SCULPTING NATURE: Investigating the role and significance of nature in the sculptural practices of Han Sai Por, Delia Prvacki and Kumari Nahappan
Nature, with its wild and captivating beauty, has been cultivated as an artistic subject for centuries. Modern artists in Singapore in the 20th century, inspired by tropical plants, fruits and animals, merely viewed it as an object for liberating their artistic practice, experimenting with various mediums and artistic methods to depict nature as abstract shapes, forms or painterly illustrations. This dichotomous relationship limits the aesthetic role and significance of nature.
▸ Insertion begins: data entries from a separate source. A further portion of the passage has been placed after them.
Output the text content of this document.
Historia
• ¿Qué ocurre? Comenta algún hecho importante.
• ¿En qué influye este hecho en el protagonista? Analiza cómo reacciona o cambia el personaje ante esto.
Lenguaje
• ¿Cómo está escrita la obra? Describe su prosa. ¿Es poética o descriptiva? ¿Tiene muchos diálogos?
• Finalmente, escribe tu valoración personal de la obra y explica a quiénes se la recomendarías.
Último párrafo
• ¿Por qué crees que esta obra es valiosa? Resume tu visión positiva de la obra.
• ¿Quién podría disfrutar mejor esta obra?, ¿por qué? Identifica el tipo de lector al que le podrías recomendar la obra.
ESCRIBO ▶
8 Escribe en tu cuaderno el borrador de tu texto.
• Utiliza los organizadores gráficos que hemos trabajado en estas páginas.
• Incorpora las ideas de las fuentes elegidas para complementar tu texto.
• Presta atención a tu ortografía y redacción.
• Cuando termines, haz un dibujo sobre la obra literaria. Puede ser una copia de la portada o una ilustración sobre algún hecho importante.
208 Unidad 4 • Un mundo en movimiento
Central to the discussion in this thesis are more recent critical theories and philosophies that contest the long-held divide between art and nature.
Arnold Berleant and Allen Carlson put forth new aesthetic theories that call for a more intimate relationship with nature and to engage with nature in its anthropomorphic context. Jeffrey Kastner also argues for the relationship between culture and nature to be reconceived, and TJ Demos proposes a multifarious eco-aesthetic of nature which considers the sociopolitics of capitalism, postcolonialism, environmentalism and social justice an essential part of the nature as an aesthetic. These theories frame critical analysis of the sculptures of Han Sai Por, Delia Pvracki and Kumari Nahappan. The thesis will compare and contrast the role and significance of nature for these contemporaneous female sculptors, who come from diverse cultural and artistic backgrounds, in three aspects of their work – their aesthetic archetype, their conceptual installations and their public commissions.